Faizel Patel – 20/11/2020
An analyst at the Centre for Risk Analysis says households owe South African municipalities billions of rands in unpaid municipal bills posing a threat to the continuation of basic service delivery.
This comes after municipalities across the country are either bankrupt or on the brink of bankruptcy.
Local Government Revenue and Expenditure preliminary results for the period 1 July 2019 to 30 June 2020 reveal that aggregate municipal consumer debts amounted to R191.5 billion.
Speaking to Radio Islam, analyst Twanda Makombo says the City of Johannesburg is among those municipalities which are facing serious economic woes.

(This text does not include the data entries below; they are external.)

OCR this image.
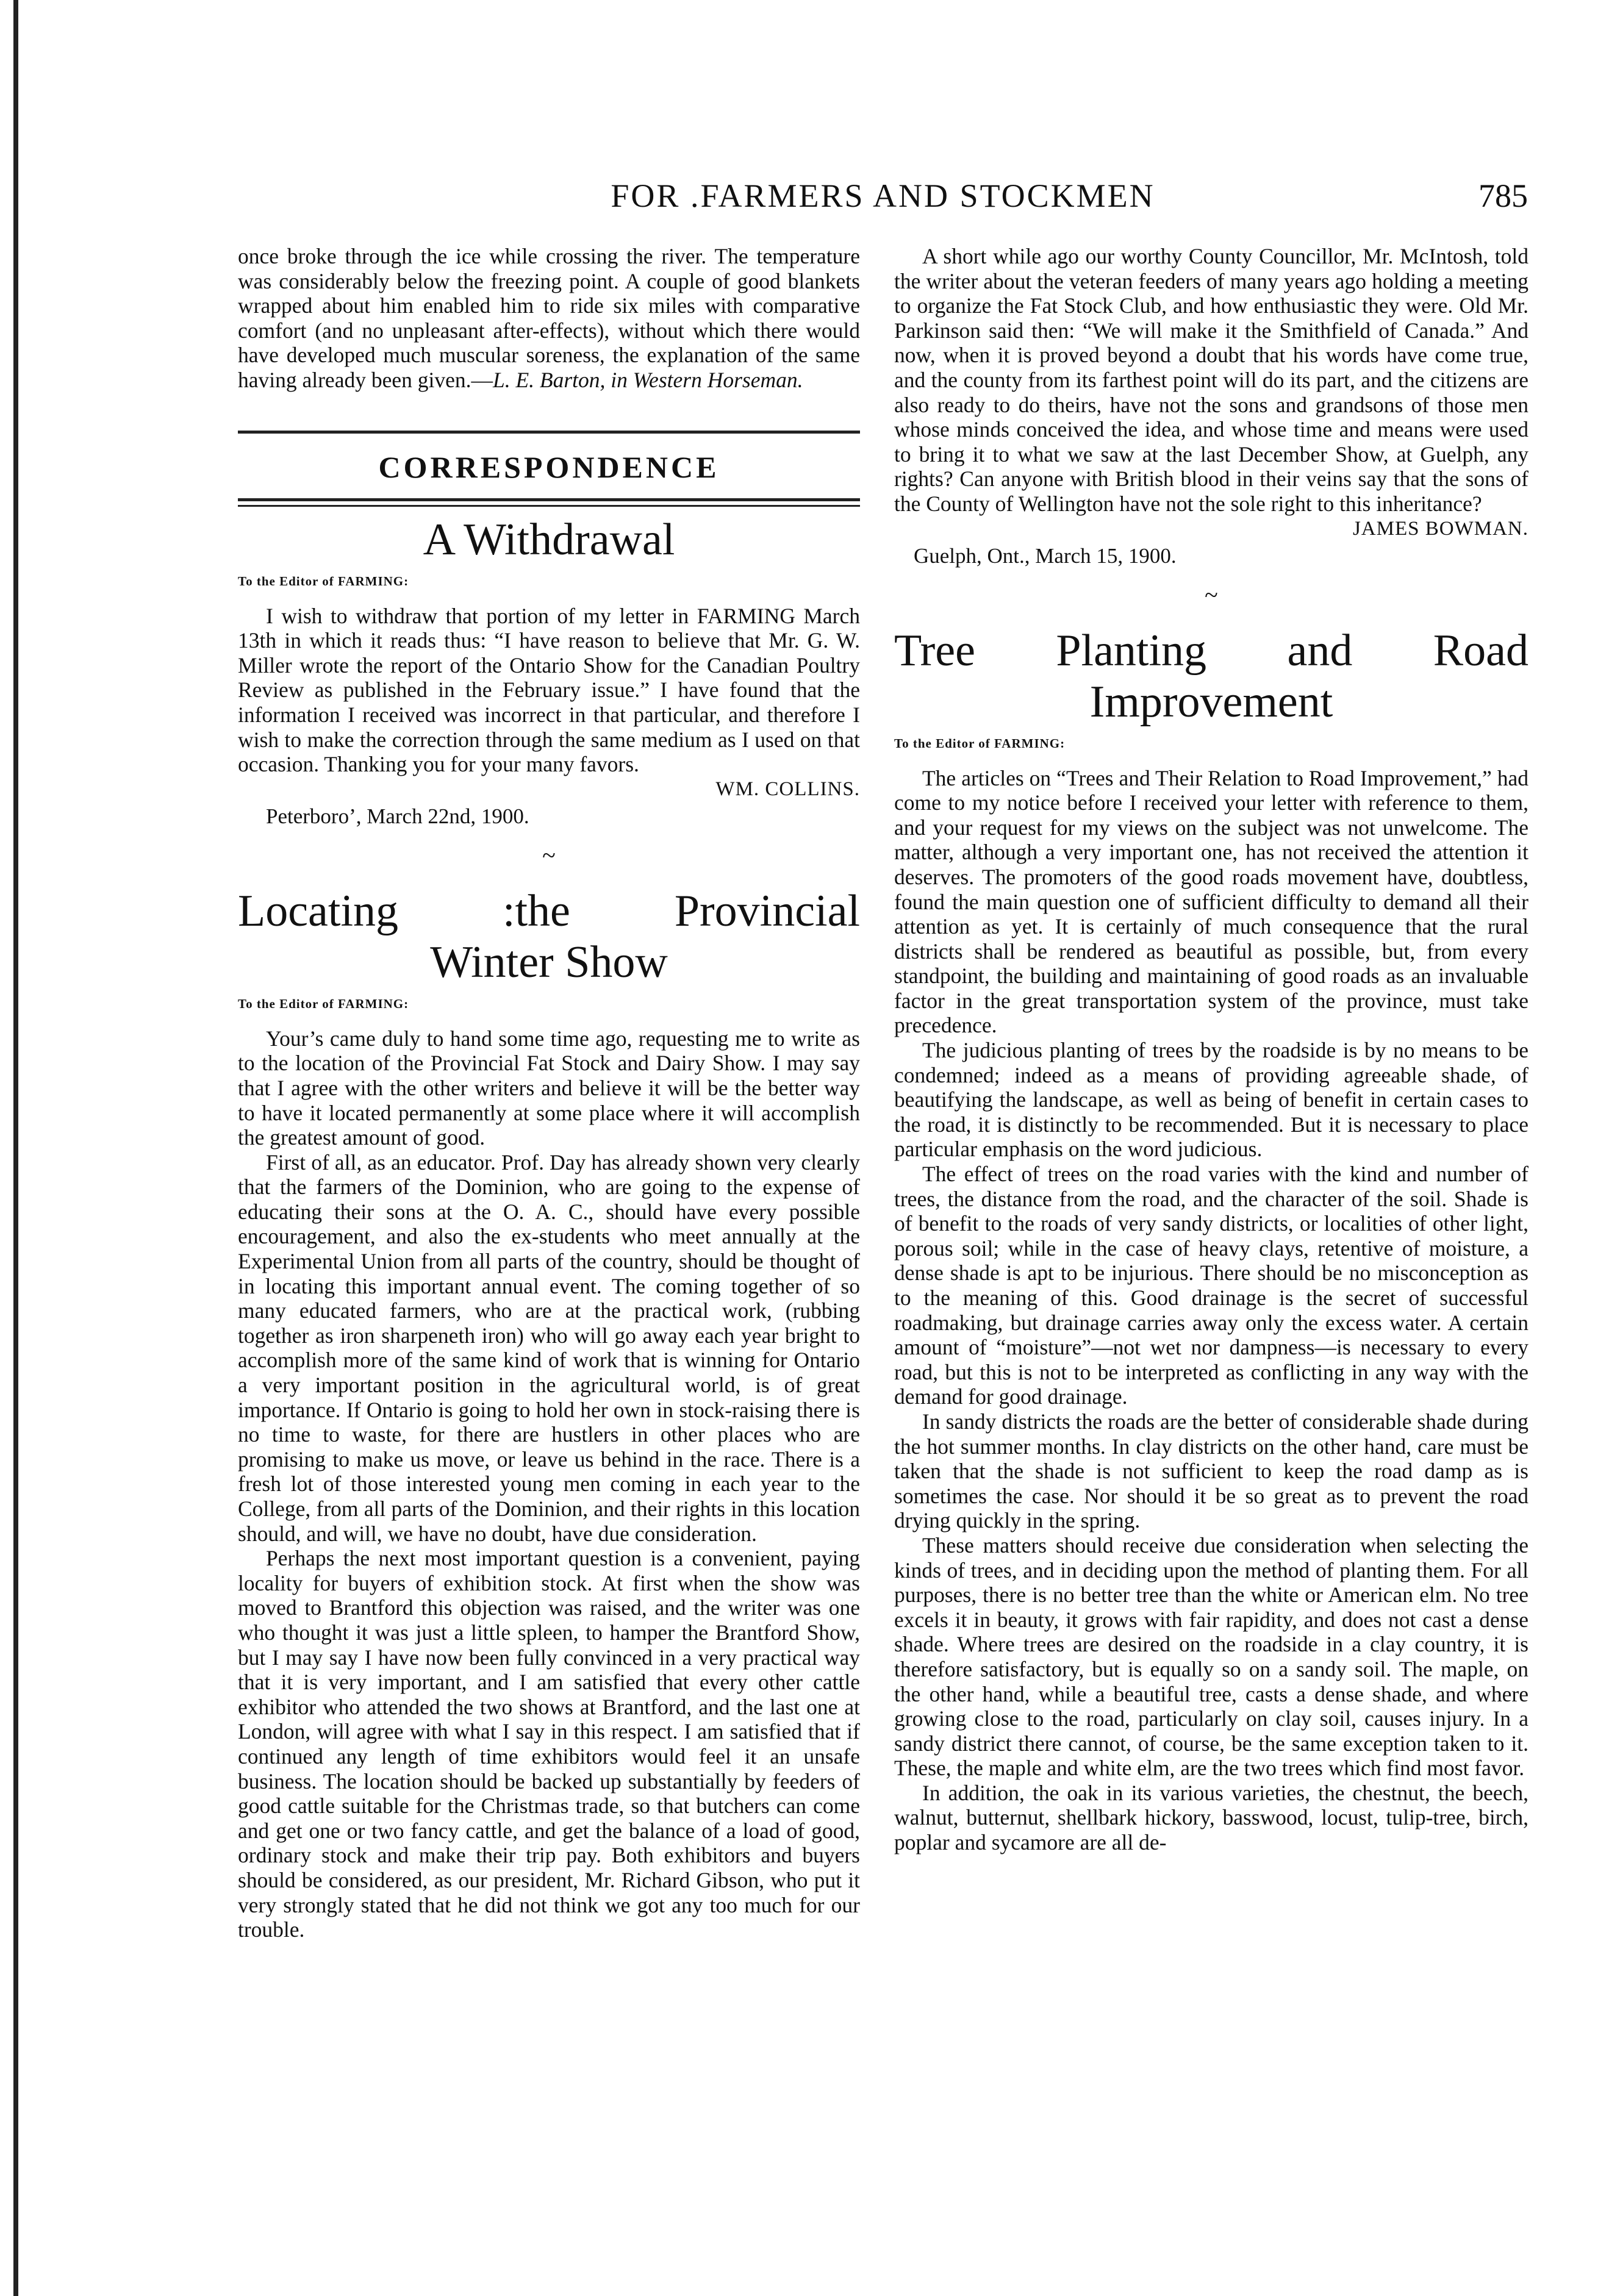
FOR .FARMERS AND STOCKMEN	785

once broke through the ice while crossing the river. The temperature was considerably below the freezing point. A couple of good blankets wrapped about him enabled him to ride six miles with comparative comfort (and no unpleasant after-effects), without which there would have developed much muscular soreness, the explanation of the same having already been given.—L. E. Barton, in Western Horseman.

CORRESPONDENCE
A Withdrawal
To the Editor of FARMING:

I wish to withdraw that portion of my letter in FARMING March 13th in which it reads thus: “I have reason to believe that Mr. G. W. Miller wrote the report of the Ontario Show for the Canadian Poultry Review as published in the February issue.” I have found that the information I received was incorrect in that particular, and therefore I wish to make the correction through the same medium as I used on that occasion. Thanking you for your many favors.

WM. COLLINS.
Peterboro’, March 22nd, 1900.
~
Locating :the Provincial
Winter Show
To the Editor of FARMING:

Your’s came duly to hand some time ago, requesting me to write as to the location of the Provincial Fat Stock and Dairy Show. I may say that I agree with the other writers and believe it will be the better way to have it located permanently at some place where it will accomplish the greatest amount of good.

First of all, as an educator. Prof. Day has already shown very clearly that the farmers of the Dominion, who are going to the expense of educating their sons at the O. A. C., should have every possible encouragement, and also the ex-students who meet annually at the Experimental Union from all parts of the country, should be thought of in locating this important annual event. The coming together of so many educated farmers, who are at the practical work, (rubbing together as iron sharpeneth iron) who will go away each year bright to accomplish more of the same kind of work that is winning for Ontario a very important position in the agricultural world, is of great importance. If Ontario is going to hold her own in stock-raising there is no time to waste, for there are hustlers in other places who are promising to make us move, or leave us behind in the race. There is a fresh lot of those interested young men coming in each year to the College, from all parts of the Dominion, and their rights in this location should, and will, we have no doubt, have due consideration.

Perhaps the next most important question is a convenient, paying locality for buyers of exhibition stock. At first when the show was moved to Brantford this objection was raised, and the writer was one who thought it was just a little spleen, to hamper the Brantford Show, but I may say I have now been fully convinced in a very practical way that it is very important, and I am satisfied that every other cattle exhibitor who attended the two shows at Brantford, and the last one at London, will agree with what I say in this respect. I am satisfied that if continued any length of time exhibitors would feel it an unsafe business. The location should be backed up substantially by feeders of good cattle suitable for the Christmas trade, so that butchers can come and get one or two fancy cattle, and get the balance of a load of good, ordinary stock and make their trip pay. Both exhibitors and buyers should be considered, as our president, Mr. Richard Gibson, who put it very strongly stated that he did not think we got any too much for our trouble.

A short while ago our worthy County Councillor, Mr. McIntosh, told the writer about the veteran feeders of many years ago holding a meeting to organize the Fat Stock Club, and how enthusiastic they were. Old Mr. Parkinson said then: “We will make it the Smithfield of Canada.” And now, when it is proved beyond a doubt that his words have come true, and the county from its farthest point will do its part, and the citizens are also ready to do theirs, have not the sons and grandsons of those men whose minds conceived the idea, and whose time and means were used to bring it to what we saw at the last December Show, at Guelph, any rights? Can anyone with British blood in their veins say that the sons of the County of Wellington have not the sole right to this inheritance?

JAMES BOWMAN.
Guelph, Ont., March 15, 1900.
~
Tree Planting and Road
Improvement
To the Editor of FARMING:

The articles on “Trees and Their Relation to Road Improvement,” had come to my notice before I received your letter with reference to them, and your request for my views on the subject was not unwelcome. The matter, although a very important one, has not received the attention it deserves. The promoters of the good roads movement have, doubtless, found the main question one of sufficient difficulty to demand all their attention as yet. It is certainly of much consequence that the rural districts shall be rendered as beautiful as possible, but, from every standpoint, the building and maintaining of good roads as an invaluable factor in the great transportation system of the province, must take precedence.

The judicious planting of trees by the roadside is by no means to be condemned; indeed as a means of providing agreeable shade, of beautifying the landscape, as well as being of benefit in certain cases to the road, it is distinctly to be recommended. But it is necessary to place particular emphasis on the word judicious.

The effect of trees on the road varies with the kind and number of trees, the distance from the road, and the character of the soil. Shade is of benefit to the roads of very sandy districts, or localities of other light, porous soil; while in the case of heavy clays, retentive of moisture, a dense shade is apt to be injurious. There should be no misconception as to the meaning of this. Good drainage is the secret of successful roadmaking, but drainage carries away only the excess water. A certain amount of “moisture”—not wet nor dampness—is necessary to every road, but this is not to be interpreted as conflicting in any way with the demand for good drainage.

In sandy districts the roads are the better of considerable shade during the hot summer months. In clay districts on the other hand, care must be taken that the shade is not sufficient to keep the road damp as is sometimes the case. Nor should it be so great as to prevent the road drying quickly in the spring.

These matters should receive due consideration when selecting the kinds of trees, and in deciding upon the method of planting them. For all purposes, there is no better tree than the white or American elm. No tree excels it in beauty, it grows with fair rapidity, and does not cast a dense shade. Where trees are desired on the roadside in a clay country, it is therefore satisfactory, but is equally so on a sandy soil. The maple, on the other hand, while a beautiful tree, casts a dense shade, and where growing close to the road, particularly on clay soil, causes injury. In a sandy district there cannot, of course, be the same exception taken to it. These, the maple and white elm, are the two trees which find most favor.

In addition, the oak in its various varieties, the chestnut, the beech, walnut, butternut, shellbark hickory, basswood, locust, tulip-tree, birch, poplar and sycamore are all de-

“The city of Johannesburg released a press statement admitting indeed their billing system was in chaos. The last time I checked, the city had about thirty-billion rand in unpaid residential abuse. But looking at aggregate of consumer debt, about R191.5 billion as indicated by the National Treasury, we are convinced that our municipalities are in financial difficulty.”
Makhombo says poverty and unemployment are the chief contributors to many households defaulting on their municipal bills.
“Without a reliable source of income, it’s difficult for anyone to be able to manage to pay their debts in time or even to pay their debts at all.”
Makhombo says while he unsure if municipalities have terminated services to households who have not paid their municipal bills, he has stressed that continued defaulting on the payments or accumulating of debt will have an impact on service delivery.